Good people are mostly good; bad people are mostly bad; and Kiva swears enough that Sir Malcolm would give her a grudging nod of respect. And indeed she did go far.

It's a hard book. There's a character death that really hurts. And it's eerily timed. I suspect Scalzi was thinking catastrophic climate change when he started the series; now we're teetering between devastating worldwide pandemic and devastating depression.

But it's also quite Utopian and hopeful. Aside from all the corpses.

Well worth the time.
adventurous funny fast-paced
Plot or Character Driven: A mix
Strong character development: Yes
Loveable characters: Yes
Diverse cast of characters: No
Flaws of characters a main focus: Yes

Yup, this went out with a bang. I thought the twists and turns of the last book were good but holy shit this one put the pedal to the metal. It did still follow a sort of formula all three books fall into, but it did so in a way that still had a number of crazy surprises. This book had me guffawing at multiple points in a great way, including the biggest twist that made me sit up and about, “WHAT?!” I needed to take a break after that one.

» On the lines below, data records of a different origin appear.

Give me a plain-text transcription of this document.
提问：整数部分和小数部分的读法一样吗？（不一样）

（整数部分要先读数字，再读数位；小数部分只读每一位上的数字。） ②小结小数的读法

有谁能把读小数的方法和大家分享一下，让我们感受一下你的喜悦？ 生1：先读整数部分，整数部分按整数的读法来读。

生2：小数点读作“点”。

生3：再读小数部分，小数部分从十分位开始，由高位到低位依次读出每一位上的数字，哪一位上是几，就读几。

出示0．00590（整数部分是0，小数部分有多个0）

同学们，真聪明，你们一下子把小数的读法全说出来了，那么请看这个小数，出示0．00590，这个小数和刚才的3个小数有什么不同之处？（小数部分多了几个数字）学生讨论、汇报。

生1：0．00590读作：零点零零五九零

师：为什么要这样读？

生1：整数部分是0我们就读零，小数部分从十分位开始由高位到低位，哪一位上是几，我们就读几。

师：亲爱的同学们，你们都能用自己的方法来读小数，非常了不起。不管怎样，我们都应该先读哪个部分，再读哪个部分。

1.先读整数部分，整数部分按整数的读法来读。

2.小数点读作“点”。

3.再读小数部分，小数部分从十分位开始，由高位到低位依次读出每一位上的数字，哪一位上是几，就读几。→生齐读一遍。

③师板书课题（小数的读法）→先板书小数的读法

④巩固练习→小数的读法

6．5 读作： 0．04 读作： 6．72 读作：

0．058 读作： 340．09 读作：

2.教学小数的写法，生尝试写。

Accessible yet thrilling and surprising, The Interdependency trilogy, especially with these last two books, have beautifully hooked me to the writing of John Scalzi. I can’t wait to read more!
adventurous emotional funny hopeful inspiring reflective medium-paced
Plot or Character Driven: A mix
Strong character development: Complicated
Loveable characters: Yes
Diverse cast of characters: Yes
Flaws of characters a main focus: Yes

Frankly it's a shitty cop out from an author so shit he can't come up with a good ending. Then the author somehow tries to blame how long it to to write on supreme overlord Trump. What a massive cucktard.
adventurous dark hopeful slow-paced
Plot or Character Driven: A mix
Strong character development: Complicated
Loveable characters: Yes
Diverse cast of characters: Yes
Flaws of characters a main focus: Complicated

Fine. Sad. Third ones are always tricky.
adventurous fast-paced
Plot or Character Driven: A mix
Strong character development: Yes
Loveable characters: Yes
Diverse cast of characters: Yes
Flaws of characters a main focus: Yes

Satisfyingly twisty, with compelling characters. Not sure I love everything about the ending, but it worked.